After he left the company in 1988, Sammartino became an outspoken critic of Vince McMahon's practices, namely promoting in his mind "obscene" angles and silently encouraging the use of performance enhancing drugs and narcotics behind the scenes. This would hold through for a little over 25 years. The cold front dissipated when Paul "Triple H" Levesque extended an olive branch on behalf of his father-in-law, one that included an induction into the WWE Hall of Fame. Sammartino saw that the programming had become "clean" enough for his liking and accepted the offer. He remained on a Legends contract until his passing today.
Sammartino was the archetypical draw for the elder McMahon's vision of pro wrestling. He was a larger-than-life hero who appealed to New York City's large immigrant population, a mold that was filled prior to him by Antonino Rocca and after him by Pedro Morales. His outsized persona translated to big gates for the then-WWWF; Sammartino-headlined shows sold the Garden out 187 times. Of course, some of that money got pilfered from his own pocket, as the elder McMahon illegally falsified gate numbers to cheat him out his promised keep once.

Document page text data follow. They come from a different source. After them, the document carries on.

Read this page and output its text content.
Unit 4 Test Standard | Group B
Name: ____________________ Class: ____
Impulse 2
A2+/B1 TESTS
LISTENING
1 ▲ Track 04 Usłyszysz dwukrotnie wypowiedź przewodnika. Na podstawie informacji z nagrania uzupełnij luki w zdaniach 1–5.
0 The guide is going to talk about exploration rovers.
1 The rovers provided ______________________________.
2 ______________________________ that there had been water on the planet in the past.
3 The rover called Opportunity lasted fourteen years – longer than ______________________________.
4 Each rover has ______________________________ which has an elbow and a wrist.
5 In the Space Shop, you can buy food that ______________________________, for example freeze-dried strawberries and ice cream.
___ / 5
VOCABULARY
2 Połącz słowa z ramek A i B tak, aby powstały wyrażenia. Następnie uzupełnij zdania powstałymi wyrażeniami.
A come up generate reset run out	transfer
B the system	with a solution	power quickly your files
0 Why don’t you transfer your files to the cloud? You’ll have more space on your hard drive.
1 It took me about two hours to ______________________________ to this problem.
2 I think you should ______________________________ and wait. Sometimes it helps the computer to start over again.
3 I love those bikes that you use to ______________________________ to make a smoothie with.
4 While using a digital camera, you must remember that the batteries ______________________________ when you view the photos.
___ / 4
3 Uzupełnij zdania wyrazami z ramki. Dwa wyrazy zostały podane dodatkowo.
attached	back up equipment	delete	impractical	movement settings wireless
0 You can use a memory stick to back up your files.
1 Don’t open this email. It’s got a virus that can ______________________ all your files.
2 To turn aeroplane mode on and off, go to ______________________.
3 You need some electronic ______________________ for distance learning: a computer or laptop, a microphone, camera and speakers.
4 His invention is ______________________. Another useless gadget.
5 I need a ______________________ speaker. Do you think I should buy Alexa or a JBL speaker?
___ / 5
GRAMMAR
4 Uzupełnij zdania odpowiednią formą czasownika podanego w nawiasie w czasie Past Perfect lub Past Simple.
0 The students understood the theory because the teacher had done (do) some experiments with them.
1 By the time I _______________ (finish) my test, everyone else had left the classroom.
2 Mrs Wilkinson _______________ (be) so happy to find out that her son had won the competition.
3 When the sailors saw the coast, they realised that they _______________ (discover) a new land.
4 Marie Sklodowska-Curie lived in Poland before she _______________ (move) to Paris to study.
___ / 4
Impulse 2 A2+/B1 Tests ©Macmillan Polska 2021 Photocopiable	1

I guess the younger McMahon's unscrupulous practices were genetically inherited.
Still, for as impressive as his wrestling career was, his smoking out of the McMahon family is even more legendary. In a business where labor voluntarily puts itself at the mercy of capital for reasons unknown to common sense, Sammartino time and time again stuck to his guns and did what was right for him, and thus providing an example that other wrestlers rarely followed. Say what you want about Sammartino in the ring (I can't because my viewing of his footage is woefully behind), but even just for his willingness to fight the power, he deserves to be honored among the greats all-time.
So it is with a heavy heart that I say for Mr. Sammartino to rest in peace. Few people have made the impact he did in his career, and everyone owes him at least a nod.